Les deux amis éclatèrent de rire alors que Blaise croisait les bras, détaillant machinalement le papier peint de la chambre.
-Et pourquoi tu n'es pas venu avec Ron ? demanda Harry une fois qu'ils se furent calmés.
-Tiens-toi bien, c'est la meilleure partie, s'amusa Hermione. Il fait tout ça dans son dos parce qu'il ne veut pas avoir à lui expliquer qu'il est allé te voir pour te demander des conseils.
-Tu ne t'es même pas servi de ce que je t'ai dit d'ailleurs, remarqua le jeune homme.
-Je n'en ai pas eu besoin, sourit Blaise. En fait, je vais me servir de ton information pour lui faire une surprise en janvier, pour le nouvel an.
-Arrête-toi là, je ne veux pas de détail, l'interrompit Harry avec une grimace.

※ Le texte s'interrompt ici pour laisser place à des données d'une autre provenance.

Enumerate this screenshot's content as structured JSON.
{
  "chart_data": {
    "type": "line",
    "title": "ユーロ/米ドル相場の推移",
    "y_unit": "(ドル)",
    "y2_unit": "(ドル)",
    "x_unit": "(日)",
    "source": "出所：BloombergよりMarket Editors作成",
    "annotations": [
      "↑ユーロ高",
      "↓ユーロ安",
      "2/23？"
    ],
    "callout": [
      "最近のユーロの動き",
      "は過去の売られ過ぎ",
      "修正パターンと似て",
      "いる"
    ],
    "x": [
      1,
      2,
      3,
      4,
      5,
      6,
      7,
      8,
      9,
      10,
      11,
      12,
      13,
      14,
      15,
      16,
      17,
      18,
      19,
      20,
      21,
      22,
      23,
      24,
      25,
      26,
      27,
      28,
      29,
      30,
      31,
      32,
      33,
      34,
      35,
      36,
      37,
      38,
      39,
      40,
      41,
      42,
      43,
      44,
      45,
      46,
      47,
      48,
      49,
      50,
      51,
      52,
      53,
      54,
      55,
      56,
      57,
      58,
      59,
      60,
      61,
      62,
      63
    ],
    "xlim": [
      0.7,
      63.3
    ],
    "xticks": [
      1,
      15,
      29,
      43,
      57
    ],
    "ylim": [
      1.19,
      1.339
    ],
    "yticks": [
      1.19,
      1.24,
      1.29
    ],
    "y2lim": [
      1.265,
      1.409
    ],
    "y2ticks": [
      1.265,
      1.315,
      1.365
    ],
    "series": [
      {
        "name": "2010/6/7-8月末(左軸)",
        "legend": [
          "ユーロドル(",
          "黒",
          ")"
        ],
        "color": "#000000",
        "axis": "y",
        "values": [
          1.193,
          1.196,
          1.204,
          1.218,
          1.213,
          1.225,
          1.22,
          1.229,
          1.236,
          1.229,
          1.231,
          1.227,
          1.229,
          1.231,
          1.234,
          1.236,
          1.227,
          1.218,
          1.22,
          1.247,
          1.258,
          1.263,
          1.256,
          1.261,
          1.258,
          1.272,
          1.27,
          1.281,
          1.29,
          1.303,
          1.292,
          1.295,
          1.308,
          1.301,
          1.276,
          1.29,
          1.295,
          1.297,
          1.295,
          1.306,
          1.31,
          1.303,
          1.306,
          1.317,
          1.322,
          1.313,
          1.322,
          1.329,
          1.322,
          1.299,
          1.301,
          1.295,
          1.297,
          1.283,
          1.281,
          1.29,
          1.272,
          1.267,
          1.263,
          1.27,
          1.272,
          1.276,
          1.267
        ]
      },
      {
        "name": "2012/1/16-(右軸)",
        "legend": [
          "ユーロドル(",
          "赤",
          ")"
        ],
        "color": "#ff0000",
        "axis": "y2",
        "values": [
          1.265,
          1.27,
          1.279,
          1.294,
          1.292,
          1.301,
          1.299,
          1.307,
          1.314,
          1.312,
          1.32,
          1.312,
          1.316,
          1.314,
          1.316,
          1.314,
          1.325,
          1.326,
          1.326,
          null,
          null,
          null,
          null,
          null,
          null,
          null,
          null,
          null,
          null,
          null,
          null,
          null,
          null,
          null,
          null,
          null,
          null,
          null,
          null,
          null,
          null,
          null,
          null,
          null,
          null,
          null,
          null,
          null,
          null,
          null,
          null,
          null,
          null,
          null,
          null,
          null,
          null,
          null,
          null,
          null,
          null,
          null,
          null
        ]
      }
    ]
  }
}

-Encore une fois, je crois que tu as l'esprit vraiment très mal orienté. Mais tu viens de me donner des idées que je risque d'exploiter dans le futur ! fit d'un air enjoué le brun.
-Honnêtement, je persiste à dire que Ron ne serait pas vraiment ravi que tu complotes dans son dos avec ses meilleurs amis, intervint Hermione sans chercher à comprendre l'objet de leur conversation.
-Vu comme ça… confirma Harry avec une grimace.
-Pas du tout, assura Blaise. Je m'entoure des personnes qui lui sont le plus proche pour lui faire un cadeau qui le surprendra et lui plaira. Et je m'assure que la surprise ne soit pas gâchée en entretenant le secret de nos relations. C'est si mal que ça ?
-Je suppose que non, répondit avec réticence Hermione. Elle est si bien que ça ta surprise ?
-Elle devrait lui plaire, oui, répondit le brun, ses yeux prenant une teinte plus chaleureuse. Et dès qu'elle sera révélée, je vous inviterai à dîner pour que Ron puisse vous remercier officiellement de l'avoir rendue possible.
Harry soupira, haussant les épaules.
-Et sérieusement, pourquoi es-tu là aujourd'hui ? Tu ferais mieux d'éviter de nous croiser, non ? Je suis là, maintenant, tu n'as plus besoin de me « remplacer », fit-il en mimant les guillemets.
-Je me demandais si Hermione allait bien. À titre personnel, je veux dire.
Harry fronça les sourcils, ne comprenant pas où il voulait en venir.
-Je ne t'ai pas renvoyé ton colibri parce que… d'une certaine façon, j'en ai encore besoin, intervint la jeune femme d'une voix réticente. C'est vrai que c'est ton patronus et qu'il doit puiser dans ta magie… Je n'y avais pas vraiment réfléchi. Est-ce que tu veux que je le renvoie ?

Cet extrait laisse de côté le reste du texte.